L'Éthiopien[1] est une fable d'Ésope. Elle entre dans la culture populaire au cours de la Renaissance, lorsqu'elle est intégrée dans des livres d'emblèmes. Elle est depuis régulièrement utilisée pour renforcer des attitudes racistes.
La fable raconte l'histoire du propriétaire d'un esclave noir qui croit que ce dernier a cette couleur parce qu'il a été négligé par son ancien propriétaire. Il essaie donc de blanchir l'esclave en le lavant. Il y met tant de vigueur que l'esclave tombe malade (dans certaines versions, il meurt). Dans une autre version, l'homme est d'origine indienne et se lave lui-même dans une rivière[2].
La plupart des représentations populaires britanniques et américaines de la fable sont plus ou moins offensantes. Ainsi, les paroles de l'opéra comique The Blackamoor Wash'd White (1776) d'Henry Bate Dudley (en) ont été perçues comme véhiculant un stéréotype raciste[3]. En 1805, l'écrivain William Godwin, sous le pseudonyme Edward Baldwin, intègre la fable dans son recueil Fables ancient and modern, adapted for the use of children sous le titre Washing the Blackamoor White[4]. Dans son poème A Black Job, l'humoriste Thomas Hood en fait un faux projet philanthropique pour les Africain, leur permettant « d'y entrer comme un corbeau et d'en sortir comme un cygne »[trad 1],[5].
En 1795, Isaac Cruikshank réalise une caricature intitulée Washing the Blackamoor White, mettant en scène Frances Villiers, maîtresse du Prince de Galles George IV du Royaume-Uni, assise dans un fauteuil alors que deux femmes lui lavent son visage, qui a un teint mulâtre. Le prince est à ses pieds, tenant un bassin. Dans une bulle, il dit : « prenez plus d'eau et frottez encore »[trad 2] alors qu'elle demande : « Est-ce que ça semble plus blanc ? »[trad 3]. La femme à droite tient une brosse à poils raides et appuie un savon sur le visage de Villiers[6].

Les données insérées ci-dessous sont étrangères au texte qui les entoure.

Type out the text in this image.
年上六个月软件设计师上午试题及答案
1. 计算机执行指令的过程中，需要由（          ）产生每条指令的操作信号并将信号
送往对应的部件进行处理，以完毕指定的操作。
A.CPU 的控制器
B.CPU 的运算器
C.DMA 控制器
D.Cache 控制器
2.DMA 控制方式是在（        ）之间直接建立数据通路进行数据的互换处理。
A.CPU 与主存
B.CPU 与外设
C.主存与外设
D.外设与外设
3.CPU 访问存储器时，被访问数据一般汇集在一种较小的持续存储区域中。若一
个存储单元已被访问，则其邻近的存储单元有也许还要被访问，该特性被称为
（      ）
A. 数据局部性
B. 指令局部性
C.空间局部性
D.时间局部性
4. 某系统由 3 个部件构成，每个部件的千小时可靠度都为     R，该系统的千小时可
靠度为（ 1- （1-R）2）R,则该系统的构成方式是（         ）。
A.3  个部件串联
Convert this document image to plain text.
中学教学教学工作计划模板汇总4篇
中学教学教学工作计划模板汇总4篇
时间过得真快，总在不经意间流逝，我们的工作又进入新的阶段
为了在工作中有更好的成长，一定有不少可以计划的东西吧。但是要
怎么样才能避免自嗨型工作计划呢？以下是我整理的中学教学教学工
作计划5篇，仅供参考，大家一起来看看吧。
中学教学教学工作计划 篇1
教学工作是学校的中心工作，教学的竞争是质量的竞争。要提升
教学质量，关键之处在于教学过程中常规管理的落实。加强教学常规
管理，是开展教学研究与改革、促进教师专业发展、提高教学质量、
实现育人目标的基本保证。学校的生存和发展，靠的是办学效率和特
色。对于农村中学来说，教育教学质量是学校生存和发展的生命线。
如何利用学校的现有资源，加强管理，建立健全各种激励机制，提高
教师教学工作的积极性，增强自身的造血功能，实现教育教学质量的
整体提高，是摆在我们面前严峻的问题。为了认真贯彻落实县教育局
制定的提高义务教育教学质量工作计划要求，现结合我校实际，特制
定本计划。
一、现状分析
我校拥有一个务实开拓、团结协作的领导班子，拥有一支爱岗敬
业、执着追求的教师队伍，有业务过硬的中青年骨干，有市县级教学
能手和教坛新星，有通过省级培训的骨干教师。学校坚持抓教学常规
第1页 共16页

Le même titre est repris en 1858 dans une bande dessinée du magazine Punch, avec le sous-titre Sir Jung Bahadoor et ses chevaliers du bain[trad 4], faisant référence à l'anoblissement du dirigeant du Népal comme Chevalier de Grand-croix de l'Ordre du Bain en récompense de son soutien lors de la révolte des cipayes[7].
La fable est également reprise dans une série de publicités des savons Pears, montrant d'abord un enfant noir perdant littéralement sa couleur après avoir utilisé le produit (voir l'image ci-contre). La première image du genre a été publiée à Noël 1884, causant un fort impact[8]. Une autre publicité de Noël 1901 montre une mère noire transportant un enfant en crise vers un bain sous l'œil de trois autres enfants, s'exclamant « Oh mon dieu, elle va blanchir ce nègre ! »[trad 5],[9].